Figure 2. Glial ablation induces muted, region-specific transcriptional changes along the longitudinal axis of the intestine.
A) Schematic of the experimental timeline for bulk-sequencing of intestinal tissue segments from male Plp1CreER Rosa26DTA/+ mice (annotated as Cre+) and Rosa26DTA/+ littermate controls (annotated as Cre−). Tissues were collected 11 days after administration of tamoxifen (11dpt; n = 4 per genotype). In this model, the majority of enteric glial cells (EGC) are eliminated by 5dpt and the deficit is stable through at least 14dpt [12].
B) Volcano plots showing differentially expressed genes in duodenum, ileum, and colon of Cre− and Cre+ mice. Genes that reached statistical significance cutoff of padj < 0.05 are labeled. Red and blue colors denote up- and down-regulated genes in Cre+ mice compared to Cre− mice with p-value < 0.05, respectively. Differential analysis was conducted using DESeq2.

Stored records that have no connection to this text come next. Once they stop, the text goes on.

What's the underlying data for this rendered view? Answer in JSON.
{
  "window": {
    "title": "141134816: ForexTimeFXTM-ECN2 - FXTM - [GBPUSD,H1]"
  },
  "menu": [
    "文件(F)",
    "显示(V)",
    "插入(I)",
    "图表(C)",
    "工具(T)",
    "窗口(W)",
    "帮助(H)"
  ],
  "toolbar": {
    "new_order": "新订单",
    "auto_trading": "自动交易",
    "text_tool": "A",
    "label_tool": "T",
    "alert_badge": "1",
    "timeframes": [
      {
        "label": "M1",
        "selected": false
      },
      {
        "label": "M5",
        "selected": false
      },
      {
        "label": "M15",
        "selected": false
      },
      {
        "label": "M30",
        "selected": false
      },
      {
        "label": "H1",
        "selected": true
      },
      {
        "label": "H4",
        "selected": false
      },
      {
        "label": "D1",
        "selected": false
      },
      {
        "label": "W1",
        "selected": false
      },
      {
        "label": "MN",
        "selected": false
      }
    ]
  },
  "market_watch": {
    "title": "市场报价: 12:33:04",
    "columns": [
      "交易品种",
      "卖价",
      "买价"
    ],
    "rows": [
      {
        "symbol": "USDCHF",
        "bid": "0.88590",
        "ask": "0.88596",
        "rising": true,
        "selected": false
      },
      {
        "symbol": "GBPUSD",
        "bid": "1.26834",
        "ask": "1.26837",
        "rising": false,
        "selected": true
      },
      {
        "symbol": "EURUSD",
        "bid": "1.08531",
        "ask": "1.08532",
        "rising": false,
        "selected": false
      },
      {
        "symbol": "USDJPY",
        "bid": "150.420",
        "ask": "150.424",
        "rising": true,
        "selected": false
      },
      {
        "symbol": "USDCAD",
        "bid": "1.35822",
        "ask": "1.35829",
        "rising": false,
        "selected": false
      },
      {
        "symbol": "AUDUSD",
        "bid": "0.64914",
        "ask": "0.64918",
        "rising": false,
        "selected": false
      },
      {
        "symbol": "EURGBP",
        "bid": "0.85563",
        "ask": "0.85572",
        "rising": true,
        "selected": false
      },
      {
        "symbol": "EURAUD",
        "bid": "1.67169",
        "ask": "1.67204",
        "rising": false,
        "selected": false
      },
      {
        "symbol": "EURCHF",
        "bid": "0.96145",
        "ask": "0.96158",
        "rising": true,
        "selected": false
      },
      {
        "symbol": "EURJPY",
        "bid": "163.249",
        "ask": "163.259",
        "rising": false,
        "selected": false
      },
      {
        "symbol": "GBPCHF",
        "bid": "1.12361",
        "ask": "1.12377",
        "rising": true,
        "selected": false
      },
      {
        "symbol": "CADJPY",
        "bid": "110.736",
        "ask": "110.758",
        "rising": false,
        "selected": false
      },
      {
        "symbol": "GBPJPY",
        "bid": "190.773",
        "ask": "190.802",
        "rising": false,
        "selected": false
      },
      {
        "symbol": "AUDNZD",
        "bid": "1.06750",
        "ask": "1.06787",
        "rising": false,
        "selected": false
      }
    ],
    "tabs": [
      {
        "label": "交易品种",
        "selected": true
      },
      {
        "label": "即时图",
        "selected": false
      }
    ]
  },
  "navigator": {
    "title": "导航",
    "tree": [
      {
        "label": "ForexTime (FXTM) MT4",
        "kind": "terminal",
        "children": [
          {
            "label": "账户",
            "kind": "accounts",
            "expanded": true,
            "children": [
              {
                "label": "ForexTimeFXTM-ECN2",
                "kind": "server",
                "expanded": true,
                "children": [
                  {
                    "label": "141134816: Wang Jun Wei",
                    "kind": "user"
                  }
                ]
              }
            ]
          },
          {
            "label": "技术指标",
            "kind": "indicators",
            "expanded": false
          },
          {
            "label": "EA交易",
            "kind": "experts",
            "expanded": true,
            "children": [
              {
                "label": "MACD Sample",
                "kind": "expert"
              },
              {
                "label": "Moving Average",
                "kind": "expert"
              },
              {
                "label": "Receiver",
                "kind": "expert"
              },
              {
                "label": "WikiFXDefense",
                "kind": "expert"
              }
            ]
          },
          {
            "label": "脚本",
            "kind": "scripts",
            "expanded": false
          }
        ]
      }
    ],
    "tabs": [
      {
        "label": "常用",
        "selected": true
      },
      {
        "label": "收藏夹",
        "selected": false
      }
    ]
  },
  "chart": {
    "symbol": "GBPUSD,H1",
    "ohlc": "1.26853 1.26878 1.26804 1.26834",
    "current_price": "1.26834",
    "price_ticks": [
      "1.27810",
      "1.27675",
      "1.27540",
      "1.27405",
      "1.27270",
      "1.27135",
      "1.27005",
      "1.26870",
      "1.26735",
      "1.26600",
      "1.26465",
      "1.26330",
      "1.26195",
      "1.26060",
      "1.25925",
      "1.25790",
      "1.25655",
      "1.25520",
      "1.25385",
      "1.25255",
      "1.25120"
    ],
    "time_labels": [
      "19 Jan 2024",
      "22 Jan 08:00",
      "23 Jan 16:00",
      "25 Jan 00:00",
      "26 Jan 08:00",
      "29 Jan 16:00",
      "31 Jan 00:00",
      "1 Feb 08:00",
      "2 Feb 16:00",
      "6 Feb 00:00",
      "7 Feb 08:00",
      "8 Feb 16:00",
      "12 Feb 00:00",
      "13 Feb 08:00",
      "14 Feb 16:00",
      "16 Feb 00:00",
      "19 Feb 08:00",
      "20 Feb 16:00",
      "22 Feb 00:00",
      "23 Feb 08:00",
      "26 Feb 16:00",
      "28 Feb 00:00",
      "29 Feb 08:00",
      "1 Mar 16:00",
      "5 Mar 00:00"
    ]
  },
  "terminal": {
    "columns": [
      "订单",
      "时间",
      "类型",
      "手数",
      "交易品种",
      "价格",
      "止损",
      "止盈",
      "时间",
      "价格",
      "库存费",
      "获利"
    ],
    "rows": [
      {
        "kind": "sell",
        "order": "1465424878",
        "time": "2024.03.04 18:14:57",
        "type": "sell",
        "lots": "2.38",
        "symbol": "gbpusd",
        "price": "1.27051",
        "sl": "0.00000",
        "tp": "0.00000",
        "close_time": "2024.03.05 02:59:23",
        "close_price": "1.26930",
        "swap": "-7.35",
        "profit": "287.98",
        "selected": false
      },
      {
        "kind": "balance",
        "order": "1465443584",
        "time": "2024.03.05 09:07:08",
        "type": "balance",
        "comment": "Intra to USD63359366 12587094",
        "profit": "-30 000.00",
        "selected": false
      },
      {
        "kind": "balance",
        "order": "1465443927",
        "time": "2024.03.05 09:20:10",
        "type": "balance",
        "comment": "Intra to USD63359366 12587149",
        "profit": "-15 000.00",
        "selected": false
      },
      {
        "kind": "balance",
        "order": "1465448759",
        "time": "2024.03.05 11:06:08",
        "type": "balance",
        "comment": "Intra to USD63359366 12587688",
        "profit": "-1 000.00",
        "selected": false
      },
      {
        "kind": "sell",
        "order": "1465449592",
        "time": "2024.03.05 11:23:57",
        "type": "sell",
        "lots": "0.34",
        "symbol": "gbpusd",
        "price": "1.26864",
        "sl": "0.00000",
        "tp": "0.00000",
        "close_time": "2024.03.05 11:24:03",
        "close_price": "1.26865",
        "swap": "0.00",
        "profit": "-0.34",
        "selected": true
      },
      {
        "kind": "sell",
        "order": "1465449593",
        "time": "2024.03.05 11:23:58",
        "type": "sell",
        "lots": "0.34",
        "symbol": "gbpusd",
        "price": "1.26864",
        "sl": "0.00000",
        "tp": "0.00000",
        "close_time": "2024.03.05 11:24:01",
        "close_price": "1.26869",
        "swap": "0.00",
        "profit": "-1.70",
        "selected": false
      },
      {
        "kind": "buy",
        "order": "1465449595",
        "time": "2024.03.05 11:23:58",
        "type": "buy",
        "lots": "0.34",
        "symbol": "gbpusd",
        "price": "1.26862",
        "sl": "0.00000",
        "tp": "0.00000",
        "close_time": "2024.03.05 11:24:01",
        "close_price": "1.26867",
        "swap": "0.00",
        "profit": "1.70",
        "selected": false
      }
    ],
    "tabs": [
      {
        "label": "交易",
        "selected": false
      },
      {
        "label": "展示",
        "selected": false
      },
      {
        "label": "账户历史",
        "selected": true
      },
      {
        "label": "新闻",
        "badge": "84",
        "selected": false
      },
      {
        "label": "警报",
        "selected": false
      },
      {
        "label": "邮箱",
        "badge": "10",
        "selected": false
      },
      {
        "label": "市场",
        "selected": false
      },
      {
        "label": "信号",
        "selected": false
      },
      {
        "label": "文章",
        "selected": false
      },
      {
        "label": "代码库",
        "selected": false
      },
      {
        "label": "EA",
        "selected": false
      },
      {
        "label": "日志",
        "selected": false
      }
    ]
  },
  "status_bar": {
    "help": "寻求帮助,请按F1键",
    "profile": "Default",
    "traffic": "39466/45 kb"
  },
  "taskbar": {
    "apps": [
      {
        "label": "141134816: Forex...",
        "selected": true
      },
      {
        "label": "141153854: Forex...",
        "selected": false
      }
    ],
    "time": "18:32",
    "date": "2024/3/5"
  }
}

C) DiVenn analysis illustrates genes that were up- (red) or down-regulated (blue) in the duodenum, ileum, and colons of Cre+ mice compared to Cre− controls at 11dpt with p<0.05 threshold for significance. Nodes linking tissues constitute the genes that were differentially expressed in Cre+ mice compared to controls in both of those tissues. Yellow color marks genes with discordant direction of change between the different tissue regions. Numbers indicate the number of genes at each node or tissue segment that were identified as differentially expressed. Overall, this analysis illustrates that most differentially expressed genes in Cre+ mice were region-specific with little overlap between duodenum, ileum, and colon.